Battle
The approaches by each of the three Confederate brigades were uncoordinated. Rain, fog, mountainous terrain, and a dense forest limited visibility to minimal distances. As a result, each of the three Confederate brigades assigned to attack Cheat Summit Fort acted independently and never made contact with either of the other two Confederate brigades. The Union defenders on Cheat Summit were very familiar with the terrain and mountain trails. Information from captured Federal soldiers was so misleading and two Federal probing attacks from Cheat Summit Fort were so aggressive that Rust and Anderson, each leading approximately 1500 Confederates at Cheat Mountain, were convinced that an overwhelming force confronted them. Rust and Anderson withdrew their 3,000 men although they actually faced only about 300 determined Federals outside the Union fortifications. At Elk Water, Reynolds' brigade faced three more Confederate brigades but refused to budge from well-prepared entrenchments.

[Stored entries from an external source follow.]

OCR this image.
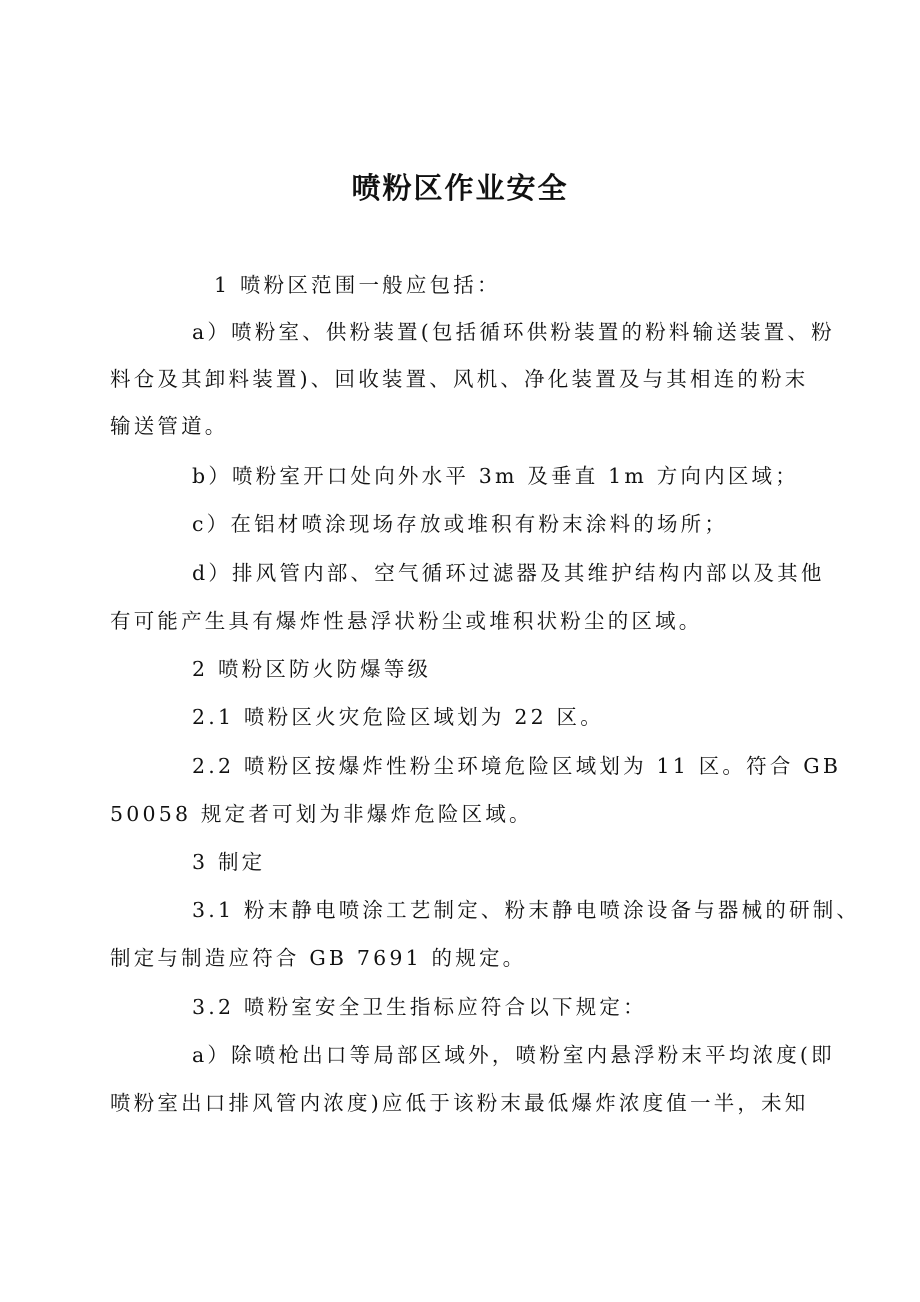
喷粉区作业安全
1 喷粉区范围一般应包括：
a）喷粉室、供粉装置(包括循环供粉装置的粉料输送装置、粉
料仓及其卸料装置)、回收装置、风机、净化装置及与其相连的粉末
输送管道。
b）喷粉室开口处向外水平 3m 及垂直 1m 方向内区域；
c）在铝材喷涂现场存放或堆积有粉末涂料的场所；
d）排风管内部、空气循环过滤器及其维护结构内部以及其他
有可能产生具有爆炸性悬浮状粉尘或堆积状粉尘的区域。
2 喷粉区防火防爆等级
2.1 喷粉区火灾危险区域划为 22 区。
2.2 喷粉区按爆炸性粉尘环境危险区域划为 11 区。符合 GB
50058 规定者可划为非爆炸危险区域。
3 制定
3.1 粉末静电喷涂工艺制定、粉末静电喷涂设备与器械的研制、
制定与制造应符合 GB 7691 的规定。
3.2 喷粉室安全卫生指标应符合以下规定：
a）除喷枪出口等局部区域外，喷粉室内悬浮粉末平均浓度(即
喷粉室出口排风管内浓度)应低于该粉末最低爆炸浓度值一半，未知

The Confederates did not press an attack after Colonel John A. Washington, of Lee's staff, was killed during a reconnaissance of the Union right. Reynolds was so confident in the face of such timidity that he dispatched two of his own regiments from Elk Water up the mountain road to relieve the supposedly besieged fortress garrison, but the arriving Union reinforcements were unnecessary. Lee called off the attack and, after maneuvering in the vicinity, withdrew to Valley Mountain on September 17. Reynolds, meanwhile, planned an offensive against the Confederate forces stationed at the Greenbrier River.